10 Drive RAID 50 XOR Set Separator

Jared

Administrator
Staff member
Here's sampling of the project I'm working on to be able to definitively determine the two drive sets for RAID 50 arrays. All you have to do is find a sector that every drive in the array has data, and pull a sample byte from the same location on each drive (probably good to pull several sets of samples to try). The XOR calculator will try every possible combination of drives and reveal the ones that all XOR out to each other. If you have two opposite sets that match, you've determined which drives belong in which set.

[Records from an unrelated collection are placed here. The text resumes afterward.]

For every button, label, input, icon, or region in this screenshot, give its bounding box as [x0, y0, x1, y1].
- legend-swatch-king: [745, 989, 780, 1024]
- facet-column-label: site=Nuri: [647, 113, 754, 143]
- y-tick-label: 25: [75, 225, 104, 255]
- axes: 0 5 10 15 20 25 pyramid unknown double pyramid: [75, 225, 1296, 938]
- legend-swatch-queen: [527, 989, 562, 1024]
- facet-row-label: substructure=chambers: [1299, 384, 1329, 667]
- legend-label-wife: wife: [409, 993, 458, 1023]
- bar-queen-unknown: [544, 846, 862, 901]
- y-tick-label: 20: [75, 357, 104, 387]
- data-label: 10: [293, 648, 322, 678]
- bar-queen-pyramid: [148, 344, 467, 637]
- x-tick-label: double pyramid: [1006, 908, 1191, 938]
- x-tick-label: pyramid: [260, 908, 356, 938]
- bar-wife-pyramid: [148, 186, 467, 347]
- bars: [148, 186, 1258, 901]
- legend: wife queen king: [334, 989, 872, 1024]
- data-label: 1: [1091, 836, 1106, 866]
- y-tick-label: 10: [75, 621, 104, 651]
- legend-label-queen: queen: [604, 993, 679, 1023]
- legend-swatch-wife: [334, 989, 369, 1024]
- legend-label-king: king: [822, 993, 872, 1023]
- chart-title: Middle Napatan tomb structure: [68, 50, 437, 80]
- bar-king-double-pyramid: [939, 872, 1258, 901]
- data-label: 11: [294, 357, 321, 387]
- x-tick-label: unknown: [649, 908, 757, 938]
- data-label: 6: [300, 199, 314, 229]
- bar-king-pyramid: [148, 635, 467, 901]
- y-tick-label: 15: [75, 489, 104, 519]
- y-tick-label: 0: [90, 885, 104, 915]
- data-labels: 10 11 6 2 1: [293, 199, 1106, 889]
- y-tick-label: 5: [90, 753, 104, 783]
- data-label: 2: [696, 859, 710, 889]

Below is the one for separating 10 drives into two sets of 5. If you're working on a smaller set, just fill in the extra drives with 00 and it should still work. You'll just have to ignore the extra drive numbers that are the 00'd out place holders.

[raid50][/raid50]
 

Jared

Administrator
Staff member
If anyone is interested in donating to support this work let me know. Getting into the bigger arrays, will take some time just to generate a list of every possible combination of drives. Up to 10 I was able to do manually, but by 16 drives I think it'll be excessive.
 

ReclaiMe

New member
We have an entropy analysis in our ReclaiMe Pro which you can use to sort drives by columns. That is, if you have a 6-drive layout, with drives ABC-DEF, it will tell you that drives A-D, B-E, and D-F are in the same columns in the disk order (but does not tell you which is left our right side). Effectively, this means that A cannot be in the same set with D, B cannot be in the same set with E and C cannot be in the same set with F. This reduces the amount of possible combinations. It will also tell you the ordering in the sense that pair B-E is located after A-D, which can also be useful.
 

Jared

Administrator
Staff member
Yeah but in RAID 50 there are no pairs, its just two (occasionally more) RAID 5 sets in a RAID 0. Maybe I'm just not following what you're saying...I don't know.
 

ReclaiMe

New member
Let's say we have three drives, two groups of three disks. Each three disks form a RAID5, and there are two of them, left side and right side. Each RAID5 has three columns.

Code:
left     -   right
A  B  C  -  D  E  F 

1  2  P  -  3  4  P 
5  P  6  -  7  P  8 
P  9 10  -  P 11 12

where A B C D E F denote disks, P is parity

Disks A and D are in the first column of their side RAID5 (and both have parity in the bottom row). In a similar way, B-E are in the second column, and C-F are in the third column of their respective sides. Entropy analysis gives you that pairing. You just do not know which drive is from which side.
 

Jared

Administrator
Staff member
I see what you're saying now. I haven't really had time to play around with the entropy analysis tool yet, but that could certainly be helpful. Actually combining my method of definitely separating the sets, combined with your entropy to pair drives could really cut down on the number of possibilities. Once you separate the two sets using XOR, lock down a few drives locations based on file structures, and run entropy analysis to pair them up in the drive order....there's only likely to be a handful of possibilities left to try.

Now if we could just combine all these methods into a single program we'd be in business.